Muresu R, Baldini A, Gress T, Posner J B, Furneaux H M, Siniscalco M
Porto Conte Research and Training Laboratories, Istituto di Genetica Molecolare del CNR, Alghero, Italy.
Cytogenet Cell Genet. 1994;65(3):177-8. doi: 10.1159/000133626.

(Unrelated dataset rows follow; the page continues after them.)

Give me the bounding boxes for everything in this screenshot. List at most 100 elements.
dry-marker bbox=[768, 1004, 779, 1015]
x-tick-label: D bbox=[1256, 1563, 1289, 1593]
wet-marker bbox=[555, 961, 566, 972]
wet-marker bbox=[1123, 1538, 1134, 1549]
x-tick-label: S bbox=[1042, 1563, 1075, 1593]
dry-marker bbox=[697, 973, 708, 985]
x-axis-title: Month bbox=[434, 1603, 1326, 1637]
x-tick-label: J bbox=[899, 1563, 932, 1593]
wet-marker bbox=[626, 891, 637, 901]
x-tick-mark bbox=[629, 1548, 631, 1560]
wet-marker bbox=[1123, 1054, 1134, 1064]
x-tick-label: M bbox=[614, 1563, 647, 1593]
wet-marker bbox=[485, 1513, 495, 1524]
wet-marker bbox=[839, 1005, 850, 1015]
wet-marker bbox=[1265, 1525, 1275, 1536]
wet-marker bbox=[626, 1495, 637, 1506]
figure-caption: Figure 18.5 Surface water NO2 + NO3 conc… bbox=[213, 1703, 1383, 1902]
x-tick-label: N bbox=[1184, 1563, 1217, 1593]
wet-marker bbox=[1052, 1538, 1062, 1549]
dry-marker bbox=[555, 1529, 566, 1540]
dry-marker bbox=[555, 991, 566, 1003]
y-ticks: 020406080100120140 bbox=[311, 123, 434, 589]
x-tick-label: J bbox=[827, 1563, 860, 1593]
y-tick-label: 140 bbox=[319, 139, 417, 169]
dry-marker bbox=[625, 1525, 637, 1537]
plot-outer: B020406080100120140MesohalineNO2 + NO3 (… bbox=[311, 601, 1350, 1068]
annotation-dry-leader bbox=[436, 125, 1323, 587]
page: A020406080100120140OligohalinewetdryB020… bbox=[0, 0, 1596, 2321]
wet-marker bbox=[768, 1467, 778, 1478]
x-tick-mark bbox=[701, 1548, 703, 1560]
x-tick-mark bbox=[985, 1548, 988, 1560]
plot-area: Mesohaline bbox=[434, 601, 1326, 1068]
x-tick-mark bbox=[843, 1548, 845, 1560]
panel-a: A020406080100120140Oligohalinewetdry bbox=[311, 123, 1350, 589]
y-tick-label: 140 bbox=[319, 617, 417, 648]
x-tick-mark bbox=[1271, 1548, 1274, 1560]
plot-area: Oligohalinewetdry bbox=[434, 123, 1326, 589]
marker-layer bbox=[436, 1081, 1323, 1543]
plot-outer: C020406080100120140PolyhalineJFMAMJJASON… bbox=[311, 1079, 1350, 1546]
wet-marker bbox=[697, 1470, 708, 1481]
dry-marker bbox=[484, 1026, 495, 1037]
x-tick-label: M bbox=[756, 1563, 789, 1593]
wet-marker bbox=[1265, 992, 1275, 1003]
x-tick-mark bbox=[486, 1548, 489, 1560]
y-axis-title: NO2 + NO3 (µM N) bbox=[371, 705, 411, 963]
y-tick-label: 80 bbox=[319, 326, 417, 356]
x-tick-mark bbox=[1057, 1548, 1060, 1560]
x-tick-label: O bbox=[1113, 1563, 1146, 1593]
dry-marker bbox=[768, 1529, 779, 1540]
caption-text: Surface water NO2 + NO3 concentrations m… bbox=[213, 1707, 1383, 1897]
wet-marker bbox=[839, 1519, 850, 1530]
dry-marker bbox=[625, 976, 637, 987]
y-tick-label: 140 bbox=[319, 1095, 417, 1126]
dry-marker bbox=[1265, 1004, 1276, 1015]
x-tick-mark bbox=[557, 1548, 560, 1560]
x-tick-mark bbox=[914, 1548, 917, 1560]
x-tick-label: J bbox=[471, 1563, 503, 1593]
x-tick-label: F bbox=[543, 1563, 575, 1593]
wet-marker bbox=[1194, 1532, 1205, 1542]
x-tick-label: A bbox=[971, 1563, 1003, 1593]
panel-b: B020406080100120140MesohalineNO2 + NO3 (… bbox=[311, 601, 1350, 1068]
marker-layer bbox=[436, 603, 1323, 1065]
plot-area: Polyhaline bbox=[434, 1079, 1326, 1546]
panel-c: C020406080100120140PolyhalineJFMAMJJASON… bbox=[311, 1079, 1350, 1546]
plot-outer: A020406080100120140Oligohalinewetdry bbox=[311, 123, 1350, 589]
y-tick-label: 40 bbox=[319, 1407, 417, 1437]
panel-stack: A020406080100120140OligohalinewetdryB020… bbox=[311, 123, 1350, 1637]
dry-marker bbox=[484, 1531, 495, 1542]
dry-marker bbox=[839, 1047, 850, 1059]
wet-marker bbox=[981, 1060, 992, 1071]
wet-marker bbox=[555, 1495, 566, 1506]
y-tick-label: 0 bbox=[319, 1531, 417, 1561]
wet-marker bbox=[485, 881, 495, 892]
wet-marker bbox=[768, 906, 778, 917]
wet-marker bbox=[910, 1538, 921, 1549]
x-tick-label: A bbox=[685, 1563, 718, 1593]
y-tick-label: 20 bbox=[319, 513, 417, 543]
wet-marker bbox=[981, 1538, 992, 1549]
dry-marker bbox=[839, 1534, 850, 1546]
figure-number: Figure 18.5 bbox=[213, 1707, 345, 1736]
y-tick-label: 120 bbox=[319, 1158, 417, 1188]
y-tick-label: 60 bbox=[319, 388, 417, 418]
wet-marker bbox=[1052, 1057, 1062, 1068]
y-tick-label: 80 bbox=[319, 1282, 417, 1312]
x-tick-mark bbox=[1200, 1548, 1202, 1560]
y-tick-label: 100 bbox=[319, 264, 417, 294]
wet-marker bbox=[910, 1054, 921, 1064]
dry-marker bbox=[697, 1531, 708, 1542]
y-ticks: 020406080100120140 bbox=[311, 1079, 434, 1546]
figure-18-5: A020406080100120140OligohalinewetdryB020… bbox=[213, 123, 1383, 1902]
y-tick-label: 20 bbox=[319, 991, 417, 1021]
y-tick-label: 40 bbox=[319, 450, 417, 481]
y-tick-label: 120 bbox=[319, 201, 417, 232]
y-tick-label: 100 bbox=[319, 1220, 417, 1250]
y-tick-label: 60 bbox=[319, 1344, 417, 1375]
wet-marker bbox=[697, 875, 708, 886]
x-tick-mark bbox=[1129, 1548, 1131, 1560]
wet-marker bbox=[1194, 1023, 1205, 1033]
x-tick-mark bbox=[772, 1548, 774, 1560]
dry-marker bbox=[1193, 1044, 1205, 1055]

A cDNA clone coding for a human brain protein (HuD), which is highly homologous to the Drosophila neuronal determination protein Elav and elicits antibody formation in a high proportion of patients with paraneoplastic encephalomyelitis, was used to isolate a lambda phage recombinant clone, including a large fragment of the relevant human genomic region. The fragment proved to be an efficient probe for the precise subregional mapping of the gene by molecular in situ hybridization onto extended human prometaphase chromosomes. Analysis of banded metaphases with clear hybridization signals pointed unequivocally to the localization of the HuD gene to human chromosome band 1p34.
一个编码人类脑蛋白(HuD)的cDNA克隆被用于分离一个λ噬菌体重组克隆,该克隆包含相关人类基因组区域的一个大片段。HuD与果蝇神经元决定蛋白Elav高度同源,并且在高比例的副肿瘤性脑脊髓炎患者中引发抗体形成。通过分子原位杂交将该片段应用于伸展的人类早中期染色体上,结果证明它是用于该基因精确亚区域定位的有效探针。对具有清晰杂交信号的带型中期染色体的分析明确指出HuD基因定位于人类染色体带1p34。